The Russia connectionRussia’s Kleptocracy Is a Tool for Undermining the West

By Lynn Berry

Published 29 June 2020

The West misread Russian corruption, such as the money laundering revealed by the case against the Bank of New York and the release of the Panama Papers. The money was seen only as stolen cash, not as a vast slush fund to be used to buy influence and threaten the West. Belton’s book could not be more timely: She offers a treasure trove of details about a network of Russian intelligence operatives, tycoons, and organized crime associates who, beginning in the 1990s, ingratiate themselves with an indebted, not-yet-a-politician Trump. With U.S. banks cracking down on money laundering, they put their cash into real estate and paid Trump handsomely for the privilege of using his name. The Obama administration was slow to grasp the Russia’s interference intents and capabilities, but within the administration, Vice President Joe Biden was one of the most vocal in warning of the Kremlin’s ability to direct loyal oligarchs to carry out strategic operations and its use of corruption to undermine democratic governments. Trump and Biden will face each other in November.

A review of Catherine Belton, Putin’s People: How the KGB Took Back Russia and Then Took on the West (Farrar, Straus and Giroux, June 2020)

Investigative journalist Catherine Belton set out to trace the takeover of the Russian economy by Vladimir Putin’s friends from the KGB, but as her reporting stretched through the years, she uncovered something more sinister. 

In her insightful book, “Putin’s People: How the KGB Took Back Russia and Then Took on the West,” Belton argues the kleptocracy of the Putin era was not just about lining pockets: The billions of dollars at the disposal of Putin’s friends “were to be actively used to undermine and corrupt the institutions and democracies of the West.” Among these efforts, she details Russian backing of Donald Trump’s commercial interests back to the 1990s to try to exploit the developer’s vanity and financial vulnerability long before his rise to the presidency. Belton laments that the West, complacent after the end of the Cold War and eager for a share of Russia’s wealth, was slow to grasp the nature of the corruption and the depth of the country’s transformation as Putin established full control.

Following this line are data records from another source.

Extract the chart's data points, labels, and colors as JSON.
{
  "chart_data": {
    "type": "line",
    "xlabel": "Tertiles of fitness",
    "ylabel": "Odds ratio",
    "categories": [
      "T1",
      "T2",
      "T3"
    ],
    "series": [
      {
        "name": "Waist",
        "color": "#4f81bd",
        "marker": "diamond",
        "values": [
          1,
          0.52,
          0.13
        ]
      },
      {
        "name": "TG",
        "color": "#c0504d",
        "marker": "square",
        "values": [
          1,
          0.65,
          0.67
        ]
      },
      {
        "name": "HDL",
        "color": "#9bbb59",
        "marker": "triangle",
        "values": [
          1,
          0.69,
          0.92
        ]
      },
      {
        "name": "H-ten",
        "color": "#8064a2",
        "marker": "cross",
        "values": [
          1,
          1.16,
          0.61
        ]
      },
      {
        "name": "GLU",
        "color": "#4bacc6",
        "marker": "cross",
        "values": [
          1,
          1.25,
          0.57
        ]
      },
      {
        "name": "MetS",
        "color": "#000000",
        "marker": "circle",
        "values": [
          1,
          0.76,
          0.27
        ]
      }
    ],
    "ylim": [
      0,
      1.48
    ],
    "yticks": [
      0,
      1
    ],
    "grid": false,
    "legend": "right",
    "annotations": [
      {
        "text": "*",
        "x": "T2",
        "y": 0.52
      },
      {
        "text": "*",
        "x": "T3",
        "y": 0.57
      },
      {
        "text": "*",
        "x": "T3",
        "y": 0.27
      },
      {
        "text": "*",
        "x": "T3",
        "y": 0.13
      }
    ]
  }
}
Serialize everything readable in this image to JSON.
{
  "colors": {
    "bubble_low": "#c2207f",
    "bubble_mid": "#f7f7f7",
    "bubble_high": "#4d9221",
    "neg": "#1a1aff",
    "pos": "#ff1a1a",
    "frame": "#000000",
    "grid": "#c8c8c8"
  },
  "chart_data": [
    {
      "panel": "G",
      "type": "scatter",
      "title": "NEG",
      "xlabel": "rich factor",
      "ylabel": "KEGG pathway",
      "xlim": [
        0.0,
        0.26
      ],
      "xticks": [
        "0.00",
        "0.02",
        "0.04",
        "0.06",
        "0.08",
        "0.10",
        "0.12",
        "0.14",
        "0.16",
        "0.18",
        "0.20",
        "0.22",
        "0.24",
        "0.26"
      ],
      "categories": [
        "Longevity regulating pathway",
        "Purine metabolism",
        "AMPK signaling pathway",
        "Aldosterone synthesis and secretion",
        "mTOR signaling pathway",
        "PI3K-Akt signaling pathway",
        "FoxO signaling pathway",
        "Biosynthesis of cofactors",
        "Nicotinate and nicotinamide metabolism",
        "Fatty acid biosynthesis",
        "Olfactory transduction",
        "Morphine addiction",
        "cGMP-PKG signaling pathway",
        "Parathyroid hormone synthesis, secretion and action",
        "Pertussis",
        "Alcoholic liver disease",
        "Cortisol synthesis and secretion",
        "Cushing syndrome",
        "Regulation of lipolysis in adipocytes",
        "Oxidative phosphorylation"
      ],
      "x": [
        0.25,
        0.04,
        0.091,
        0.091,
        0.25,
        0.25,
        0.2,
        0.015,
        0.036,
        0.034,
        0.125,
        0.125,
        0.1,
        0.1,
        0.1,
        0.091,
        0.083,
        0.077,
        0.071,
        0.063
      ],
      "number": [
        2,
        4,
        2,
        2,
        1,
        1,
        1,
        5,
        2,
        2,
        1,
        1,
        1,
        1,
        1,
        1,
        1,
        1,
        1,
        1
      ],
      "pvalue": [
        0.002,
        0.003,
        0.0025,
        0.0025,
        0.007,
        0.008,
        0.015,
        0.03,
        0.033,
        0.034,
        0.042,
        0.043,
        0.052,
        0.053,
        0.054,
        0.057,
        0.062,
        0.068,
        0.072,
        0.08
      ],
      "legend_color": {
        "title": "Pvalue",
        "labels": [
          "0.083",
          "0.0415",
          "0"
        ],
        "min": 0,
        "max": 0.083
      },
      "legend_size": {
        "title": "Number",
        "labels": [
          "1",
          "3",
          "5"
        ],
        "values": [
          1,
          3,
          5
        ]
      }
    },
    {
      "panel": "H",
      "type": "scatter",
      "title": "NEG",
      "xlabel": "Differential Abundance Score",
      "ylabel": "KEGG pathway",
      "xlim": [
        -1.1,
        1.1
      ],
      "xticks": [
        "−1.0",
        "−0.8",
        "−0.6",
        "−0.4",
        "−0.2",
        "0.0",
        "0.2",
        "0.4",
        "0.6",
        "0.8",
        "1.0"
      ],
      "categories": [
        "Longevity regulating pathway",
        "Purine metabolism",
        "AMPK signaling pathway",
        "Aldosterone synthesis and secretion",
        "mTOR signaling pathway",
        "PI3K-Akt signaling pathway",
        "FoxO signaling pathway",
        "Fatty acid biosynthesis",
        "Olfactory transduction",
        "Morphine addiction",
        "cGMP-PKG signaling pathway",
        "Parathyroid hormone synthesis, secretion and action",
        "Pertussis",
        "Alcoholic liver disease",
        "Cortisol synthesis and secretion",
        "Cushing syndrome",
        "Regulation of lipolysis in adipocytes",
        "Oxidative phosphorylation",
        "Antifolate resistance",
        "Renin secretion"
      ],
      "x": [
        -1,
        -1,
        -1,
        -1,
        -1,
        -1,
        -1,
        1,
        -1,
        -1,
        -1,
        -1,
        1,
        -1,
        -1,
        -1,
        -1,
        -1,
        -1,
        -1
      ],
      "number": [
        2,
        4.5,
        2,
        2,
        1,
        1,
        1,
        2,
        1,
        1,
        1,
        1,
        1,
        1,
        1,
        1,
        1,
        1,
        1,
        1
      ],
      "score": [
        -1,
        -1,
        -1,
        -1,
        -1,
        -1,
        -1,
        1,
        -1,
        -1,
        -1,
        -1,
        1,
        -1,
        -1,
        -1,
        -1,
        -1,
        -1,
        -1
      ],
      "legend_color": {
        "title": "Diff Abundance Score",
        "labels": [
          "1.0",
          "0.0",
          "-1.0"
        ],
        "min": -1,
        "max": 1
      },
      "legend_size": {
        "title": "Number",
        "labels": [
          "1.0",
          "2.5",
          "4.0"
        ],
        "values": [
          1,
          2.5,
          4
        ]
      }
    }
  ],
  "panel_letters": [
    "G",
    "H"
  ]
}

The Committee for State Security may have vanished along with the Soviet Union, but its operatives lived on. By exploring their reach and following the money, Belton provides a framework for understanding the rise of Putin, the evolution of his regime and what she calls the reactivation of the KGB playbook to sow division and discord in the West. But it is the details unearthed by her interviews with an extensive collection of insiders that make her arguments so convincing and the book such a gripping read.